Combined, these challenges make it hard for promising pilots to expand, with internally built programmes often capping out just as demand accelerates. Partner-led models change the economics – with the right infrastructure, embedded financing programmes can go live in as little as 7 days, with financing approved within 24-48 hours. 

We’re already seeing accounting and payments platforms choosing this model, embedding capital directly into core workflows without taking on balance sheet or regulatory risk. YouLend and Intuit’s recently launched Capital Marketplace, which connects QuickBooks UK customers with partners for financing, is one example of how platforms can offer fast, data-driven access to funding while staying focused on their core product.

YouLend has funded more than 370,000 businesses globally, providing $10bn in SME revenue, a level of reach that is difficult to replicate in-house.

Expanding the addressable market

Beyond retention, embedded financing reshapes how platforms grow. Traditional lenders favour merchants with long trading histories or months of transaction data, delaying engagement with new businesses when they need capital most, and narrowing the addressable market.

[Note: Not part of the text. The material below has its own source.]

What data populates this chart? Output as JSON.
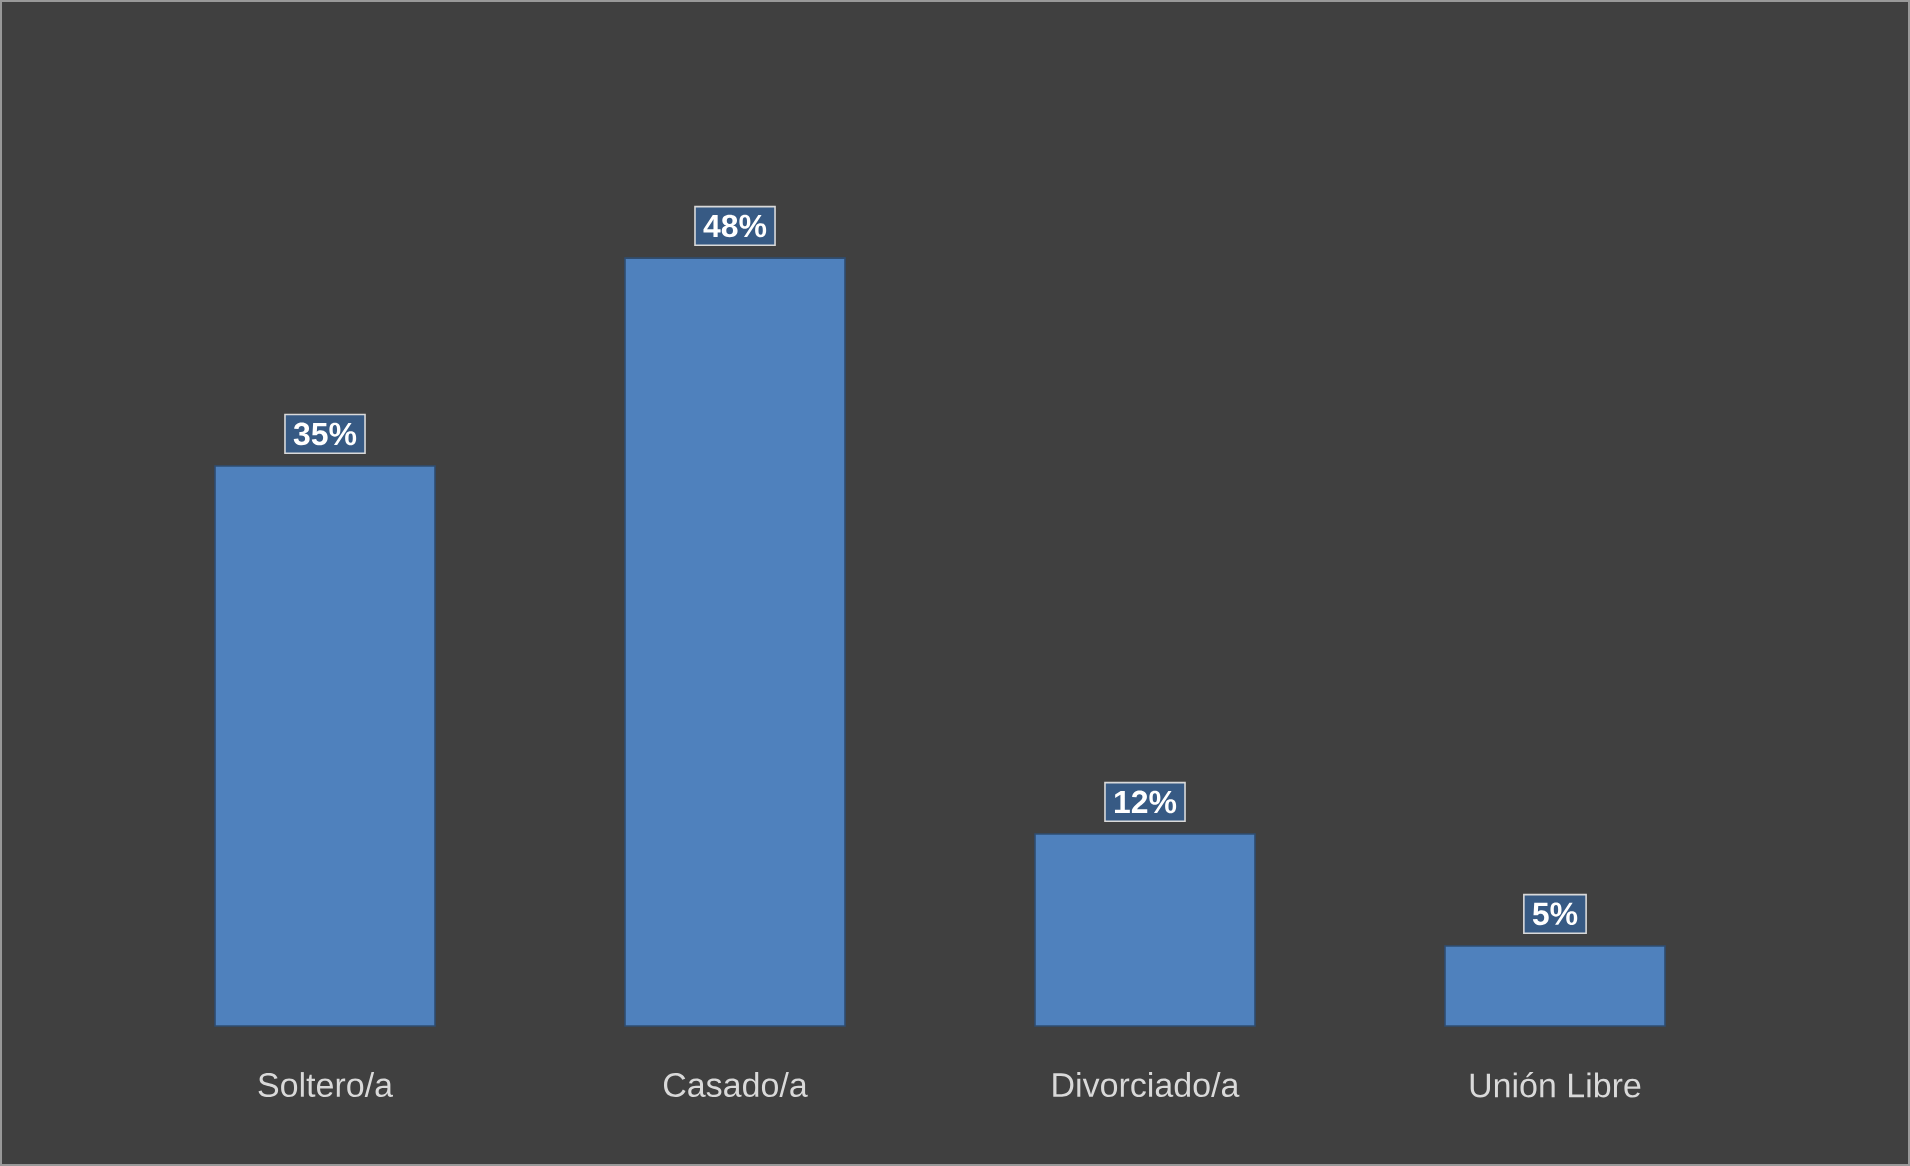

By contrast, embedded financing models can underwrite earlier in the merchant lifecycle, allowing platforms to introduce capital from day one. Financing becomes an awareness product as much as a financial one – signalling value, building trust and deepening relationships before competitors even enter the scene. 

This is key, because many SMB owners are not actively seeking out finance while they’re busy running their businesses. But capital that appears inside the tools they already use removes friction and accelerates adoption. Merchants that receive embedded financing grow sales by an average of 26% in the six months following funding, with some seeing lifts of 25-50%.

This growth depends on access. YouLend’s underwriting model has a 90% approval rate, significantly higher than the UK SME lending average of 64%. Demand also reflects real trading patterns, with a 30% surge in financing applications ahead of peak periods such as Black Friday – vital capital that appears exactly when it is needed.

In short, earlier eligibility translates directly into activation, retention and a larger total addressable market.

The cost of waiting

Payments alone aren’t enough to sustain a platform against shrinking margins and aggressive competition. Capital, when embedded thoughtfully, seamlessly and responsibly, offers something payments can’t: a durable, compounding relationship with merchants.

Platforms that act early stand to benefit from higher lifetime value, lower churn and new revenue streams. Platforms that delay risk losing merchants to marginally cheaper providers. For digital businesses heading into 2026, it’s a question of how quickly they can do it well.